Asjylyn Loder, writing for the Wall Street Journal, feels that Bitcoin exchange-traded funds (ETFs) will happen; it’s just a matter of time.
After ten rebuffs to date, it must seem to these crypto companies that they are continually banging their heads against a wall. Loder reminds them that history is on their side, although when this history is examined, the time lag may be a bit of a wake-up call for the new players on the block, as she points out, “The first ETF pegged to volatility futures launched five years after the debut of the futures, and the first oil ETF followed oil futures by 23 years.”
However, those early applications have an advantage, which is clearly why they keep on coming. The hope is that at least one successful approval on ETF by the SEC would bring a tidal wave of institutional buyers to the market, picking up prices and moving Bitcoin in a long-awaited upward trajectory. For the hopefuls in the market, the track record so far isn’t good. It could be that the SEC is waiting for Bitcoin to move first.
With Gemini’s failure to become the first-ever cryptocurrency ETF on a regulated exchange came other subsequent rejections by the SEC: five more applications failing in the same week as the second Winklevoss attempt. This latest string of rejections seems to be a cementing of the SEC’s hard-line stance.

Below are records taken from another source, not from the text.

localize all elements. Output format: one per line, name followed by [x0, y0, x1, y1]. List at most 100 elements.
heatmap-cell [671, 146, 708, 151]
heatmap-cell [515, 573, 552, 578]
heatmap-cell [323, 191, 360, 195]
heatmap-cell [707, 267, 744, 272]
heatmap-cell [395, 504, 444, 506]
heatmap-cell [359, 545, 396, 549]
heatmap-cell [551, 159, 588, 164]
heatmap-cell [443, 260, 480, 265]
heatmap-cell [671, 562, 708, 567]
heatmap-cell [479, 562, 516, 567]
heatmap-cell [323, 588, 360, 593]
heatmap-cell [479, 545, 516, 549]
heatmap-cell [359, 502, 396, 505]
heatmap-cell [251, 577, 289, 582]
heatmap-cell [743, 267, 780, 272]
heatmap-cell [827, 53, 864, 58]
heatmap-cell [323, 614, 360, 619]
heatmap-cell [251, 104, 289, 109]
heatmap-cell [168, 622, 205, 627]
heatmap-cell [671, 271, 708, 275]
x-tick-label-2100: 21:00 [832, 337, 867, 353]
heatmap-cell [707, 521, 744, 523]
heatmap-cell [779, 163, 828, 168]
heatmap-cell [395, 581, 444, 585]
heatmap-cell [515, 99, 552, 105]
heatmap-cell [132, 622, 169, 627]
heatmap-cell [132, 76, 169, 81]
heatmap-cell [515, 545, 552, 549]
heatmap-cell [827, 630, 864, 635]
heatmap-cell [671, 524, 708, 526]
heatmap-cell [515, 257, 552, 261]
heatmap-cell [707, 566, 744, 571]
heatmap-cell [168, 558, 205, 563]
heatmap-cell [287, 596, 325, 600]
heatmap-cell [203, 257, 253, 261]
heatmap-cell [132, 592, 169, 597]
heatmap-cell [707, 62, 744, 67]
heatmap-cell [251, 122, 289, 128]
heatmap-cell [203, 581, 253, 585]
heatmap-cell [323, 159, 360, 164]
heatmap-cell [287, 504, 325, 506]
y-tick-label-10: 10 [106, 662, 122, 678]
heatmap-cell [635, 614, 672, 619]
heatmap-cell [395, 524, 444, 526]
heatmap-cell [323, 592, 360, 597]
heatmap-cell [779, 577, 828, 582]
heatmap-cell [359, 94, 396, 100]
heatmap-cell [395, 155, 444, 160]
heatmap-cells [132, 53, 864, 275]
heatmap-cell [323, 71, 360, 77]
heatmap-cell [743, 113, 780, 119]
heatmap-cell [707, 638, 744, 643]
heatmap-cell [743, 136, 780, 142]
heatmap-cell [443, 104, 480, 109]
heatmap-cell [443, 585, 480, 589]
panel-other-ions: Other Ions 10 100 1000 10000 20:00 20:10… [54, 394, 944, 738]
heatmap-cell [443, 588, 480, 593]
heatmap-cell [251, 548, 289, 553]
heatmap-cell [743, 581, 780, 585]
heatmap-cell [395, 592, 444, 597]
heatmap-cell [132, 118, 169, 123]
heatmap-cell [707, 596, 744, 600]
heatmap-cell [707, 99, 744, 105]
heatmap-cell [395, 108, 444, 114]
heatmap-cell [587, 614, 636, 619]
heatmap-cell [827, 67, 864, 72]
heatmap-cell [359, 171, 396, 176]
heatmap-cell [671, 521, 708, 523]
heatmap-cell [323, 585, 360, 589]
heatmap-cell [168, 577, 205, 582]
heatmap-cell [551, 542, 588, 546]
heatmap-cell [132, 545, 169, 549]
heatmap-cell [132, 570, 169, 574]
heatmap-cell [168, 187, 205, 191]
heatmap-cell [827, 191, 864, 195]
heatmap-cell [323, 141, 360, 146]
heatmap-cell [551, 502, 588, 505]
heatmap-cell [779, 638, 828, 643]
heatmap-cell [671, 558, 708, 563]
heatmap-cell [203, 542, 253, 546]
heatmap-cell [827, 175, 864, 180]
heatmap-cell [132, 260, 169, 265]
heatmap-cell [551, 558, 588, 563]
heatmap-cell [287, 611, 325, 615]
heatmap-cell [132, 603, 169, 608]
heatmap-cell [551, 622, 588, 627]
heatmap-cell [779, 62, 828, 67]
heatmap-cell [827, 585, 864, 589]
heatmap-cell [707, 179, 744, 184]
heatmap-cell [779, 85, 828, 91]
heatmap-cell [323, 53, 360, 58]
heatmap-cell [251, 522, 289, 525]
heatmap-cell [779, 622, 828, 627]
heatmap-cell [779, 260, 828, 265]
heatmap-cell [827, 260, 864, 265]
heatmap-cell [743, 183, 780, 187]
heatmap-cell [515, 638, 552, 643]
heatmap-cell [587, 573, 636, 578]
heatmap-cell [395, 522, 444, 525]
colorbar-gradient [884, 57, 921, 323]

GraniteShares, one of the ten unsuccessful proposals to the SEC, sees the agency regarding crypto assets as a high-risk class, one of the issues that may add to the tardiness of any decision. Co-founder Will Rhind says the commission is even tougher on cryptocurrencies than conventional futures because of the risk factor, arguing:
“That risk has always been a disclosure issue… But in this case, we had to go way beyond that and prove that the market is not being manipulated, which is a standard that is impossible to prove.”
Patomak Global Partners chief executive Paul Atkins was on the inside once as an SEC commissioner. He sees time as crypto’s best friend: “Is [the SEC] a merit regulator, or should investors be able to decide for themselves what to invest in?”
With three re-evaluations by the SEC of proposals turned down earlier this year, in part because of the concern that the cryptocurrency market is too small, Loder agrees that time may well become the saving grace for Bitcoin ETFs. But if this is the case, Bitcoin trading would need to take the much-awaited leap forward which the crypto community is waiting for in order for the SEC to sit up and take notice.